With any luck, taking the "gun confiscation" card out of the political pack might actually reduce the fervor of the opposition the NRA can whip up to sensible measures such as requiring background checks for gun sales by private individuals (the current rule that requires them only for purchases from gun dealers), computerizing data on which dealers are selling the guns that get used in crimes, and developing and deploying technology that would allow police to identify, from a bullet or a shell casing found at a crime scene, when, to whom, and by whom the gun that produced that metal was lawfully transferred.I hope so too, but I doubt it. Unfortunately, my sense is that the gun confiscation argument never had all that much impact on centrist gun owners in the first place. It only appealed to an extremist fringe that's fueled by an inchoate rage against pointy-headed DC bureaucrats — a rage that's not going anywhere just because of one Supreme Court decision. After all, these are the guys who are so far off in lala land that they're convinced it's the United Nations that's going to take their guns away. We all know the Supreme Court can't stand up to the Secretary General (thanks to pointy-headed DC bureaucrats who are in on the game), so Heller is really pretty meaningless, isn't it? The fight goes on.

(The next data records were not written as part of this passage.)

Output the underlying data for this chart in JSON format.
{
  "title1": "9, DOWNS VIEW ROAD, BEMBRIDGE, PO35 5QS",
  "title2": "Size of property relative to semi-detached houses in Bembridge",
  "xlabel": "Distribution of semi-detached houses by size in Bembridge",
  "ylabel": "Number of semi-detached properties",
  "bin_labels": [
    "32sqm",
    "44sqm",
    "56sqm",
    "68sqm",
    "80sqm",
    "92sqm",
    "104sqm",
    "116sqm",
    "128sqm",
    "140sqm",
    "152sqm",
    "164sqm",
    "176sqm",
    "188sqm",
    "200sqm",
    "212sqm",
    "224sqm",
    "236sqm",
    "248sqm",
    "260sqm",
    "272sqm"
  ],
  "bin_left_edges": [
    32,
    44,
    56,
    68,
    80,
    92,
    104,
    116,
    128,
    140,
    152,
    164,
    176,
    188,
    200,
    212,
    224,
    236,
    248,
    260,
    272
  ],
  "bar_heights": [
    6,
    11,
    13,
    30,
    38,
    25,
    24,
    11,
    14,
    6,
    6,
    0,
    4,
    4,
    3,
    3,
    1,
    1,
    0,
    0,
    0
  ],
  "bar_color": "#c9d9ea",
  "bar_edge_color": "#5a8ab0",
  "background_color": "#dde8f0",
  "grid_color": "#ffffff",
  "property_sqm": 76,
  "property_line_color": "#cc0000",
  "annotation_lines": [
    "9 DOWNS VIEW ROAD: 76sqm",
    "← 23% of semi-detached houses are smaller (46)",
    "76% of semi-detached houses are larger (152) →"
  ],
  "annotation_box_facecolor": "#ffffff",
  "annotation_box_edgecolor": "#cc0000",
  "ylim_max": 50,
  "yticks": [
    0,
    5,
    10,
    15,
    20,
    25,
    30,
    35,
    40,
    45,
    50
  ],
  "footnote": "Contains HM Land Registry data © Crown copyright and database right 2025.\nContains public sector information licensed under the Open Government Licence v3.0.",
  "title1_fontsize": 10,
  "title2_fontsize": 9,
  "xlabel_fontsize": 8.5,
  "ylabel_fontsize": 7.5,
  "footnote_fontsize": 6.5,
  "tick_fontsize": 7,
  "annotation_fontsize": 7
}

Anyway, that's my guess. Plus there's the fact that the NRA has to keep raising money, and tamping down fears of gun confiscation probably isn't high on their list of fundraising strategies. Logic says Mark ought to be right, but I suspect in practice that Heller will have no effect at all on the lunatic fringe.
UPDATE: Plus, in fairness, Heller was a 5-4 decision and the gun lobby will be able to say with some justice that it could get overturned pretty easily. Thus we need to keep our guard up, eternal vigilance in the price of liberty, etc. etc.